MR No. 2019 – 57
4 November 2019
The Financial Markets Authority (FMA) has welcomed a High Court ruling upholding a direction by the FMA to de-register foreign exchange firm FXBTG Financial Limited.
In June, the FMA directed the Companies Office, as the registrar of the Financial Service Providers Register (FSPR), to de-register FXBTG Financial Limited for because it wasn’t providing financial services to New Zealand customers.
In his judgment dismissing the appeal, Justice Francis Cooke said certain sections¹ of the Financial Service Providers Act were inserted to deal with entities that register on the FSPR to “artificially claim a reputational benefit by association with the financial services regime operated under New Zealand law”.

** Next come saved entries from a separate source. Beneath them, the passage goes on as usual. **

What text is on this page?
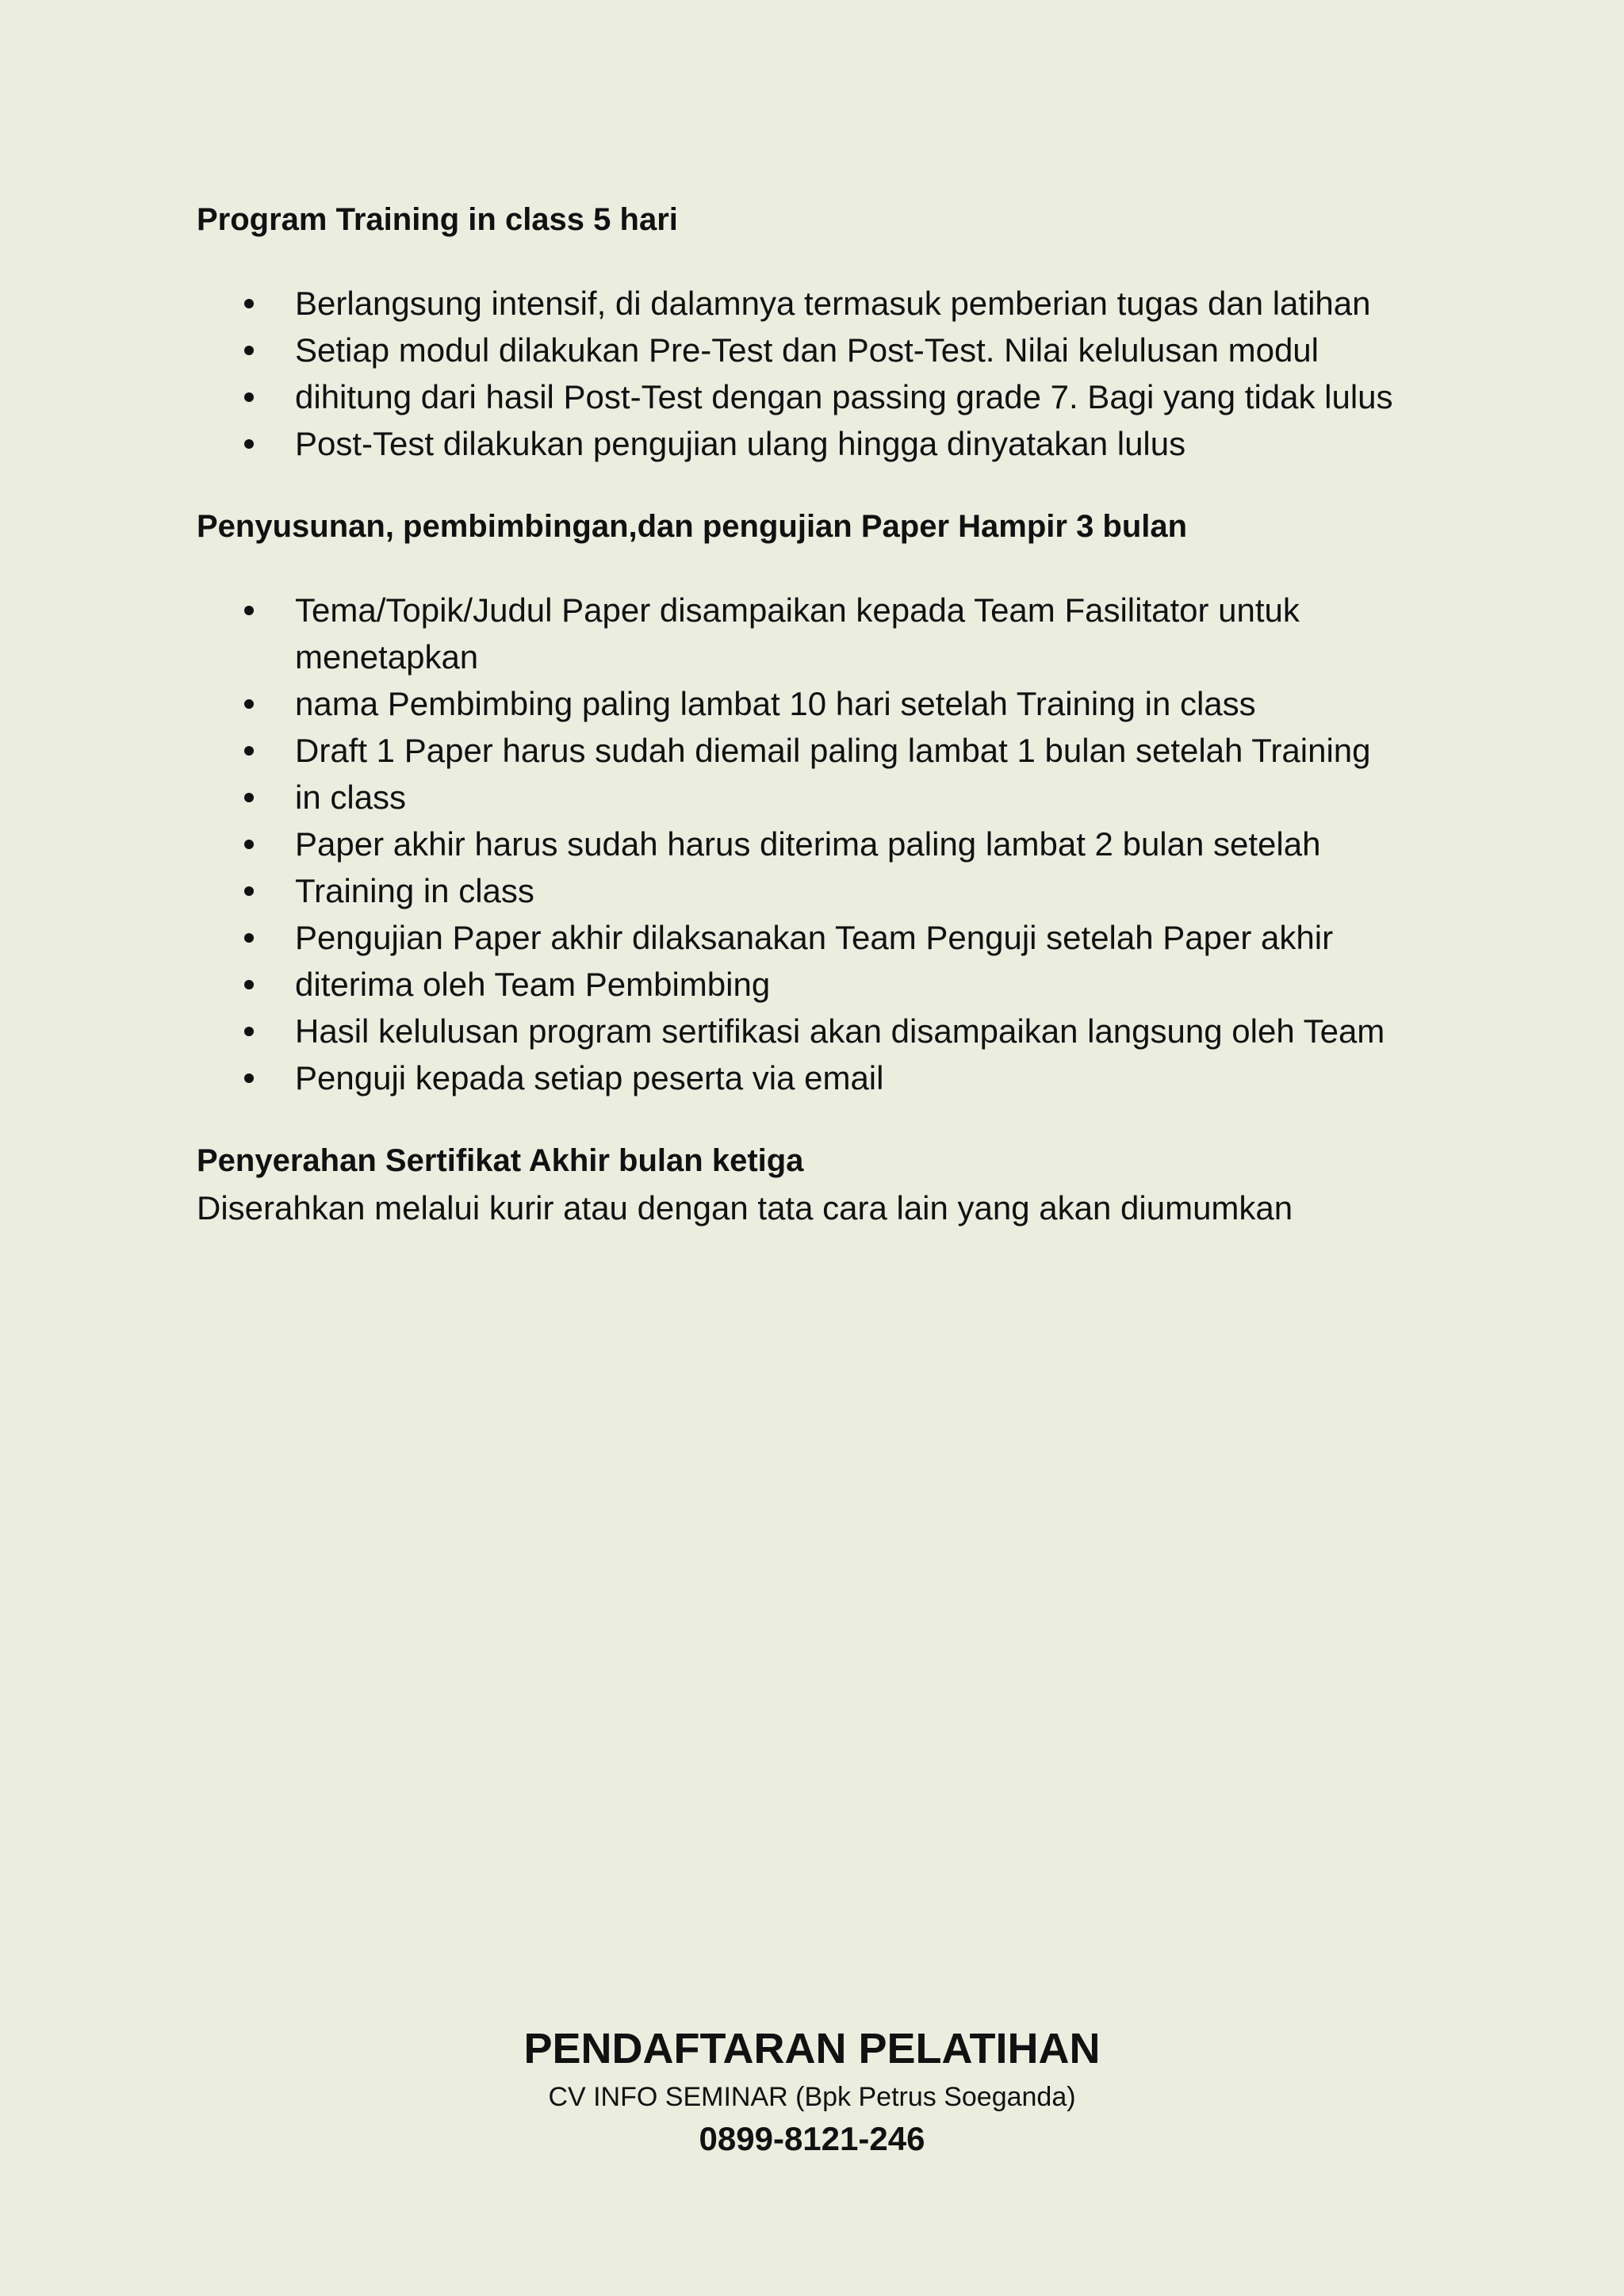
Program Training in class 5 hari

Berlangsung intensif, di dalamnya termasuk pemberian tugas dan latihan
Setiap modul dilakukan Pre-Test dan Post-Test. Nilai kelulusan modul
dihitung dari hasil Post-Test dengan passing grade 7. Bagi yang tidak lulus
Post-Test dilakukan pengujian ulang hingga dinyatakan lulus

Penyusunan, pembimbingan,dan pengujian Paper Hampir 3 bulan

Tema/Topik/Judul Paper disampaikan kepada Team Fasilitator untuk menetapkan
nama Pembimbing paling lambat 10 hari setelah Training in class
Draft 1 Paper harus sudah diemail paling lambat 1 bulan setelah Training
in class
Paper akhir harus sudah harus diterima paling lambat 2 bulan setelah
Training in class
Pengujian Paper akhir dilaksanakan Team Penguji setelah Paper akhir
diterima oleh Team Pembimbing
Hasil kelulusan program sertifikasi akan disampaikan langsung oleh Team
Penguji kepada setiap peserta via email

Penyerahan Sertifikat Akhir bulan ketiga

Diserahkan melalui kurir atau dengan tata cara lain yang akan diumumkan

PENDAFTARAN PELATIHAN
CV INFO SEMINAR (Bpk Petrus Soeganda)
0899-8121-246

“This case appears to me to be the classic situation the provisions were enacted to address,” the judge said, noting all of FXBTG’s clients were based overseas.
“FXBTG technically engages in financial services within the meaning of the Act, but only in an entirely notional way. It has a single employee operating a computer in an apartment in Auckland, and on that basis, it has represented it is regulated under New Zealand securities law. That creates a misleading impression.”
Nick Kynoch, FMA General Counsel, said this was the fourth time the FMA had successfully defended an appeal against a direction to deregister.
“This case demonstrates the lengths some firms are willing to go to stay registered on the FSPR and take advantage of New Zealand’s reputation.
“Registration on the FSPR does not necessarily mean that an entity is regulated by the FMA. However, where we see entities exploiting registration we won’t hesitate to use our powers. The FMA has to preserve the integrity of New Zealand’s financial markets so it’s important that we defend these cases. We’re pleased that this ruling further reinforces the approach that the FMA has taken.”
Previous FSPR de-registration cases the FMA has successfully defended include:
- Excelsior Markets Limited
- Innovative Securities Limited
- Vivier & Company Limited (The High Court granted an appeal by Vivier but this was overturned in the Court of Appeal)
¹ Justice Cooke was referring to sections 18A and 18B of the Act, which give the FMA the power to deregister a company if it is likely to create a false or misleading appearance that the company provides financial services in New Zealand, that it is regulated in New Zealand or the company’s registration otherwise damages the integrity or reputation of New Zealand’s financial markets.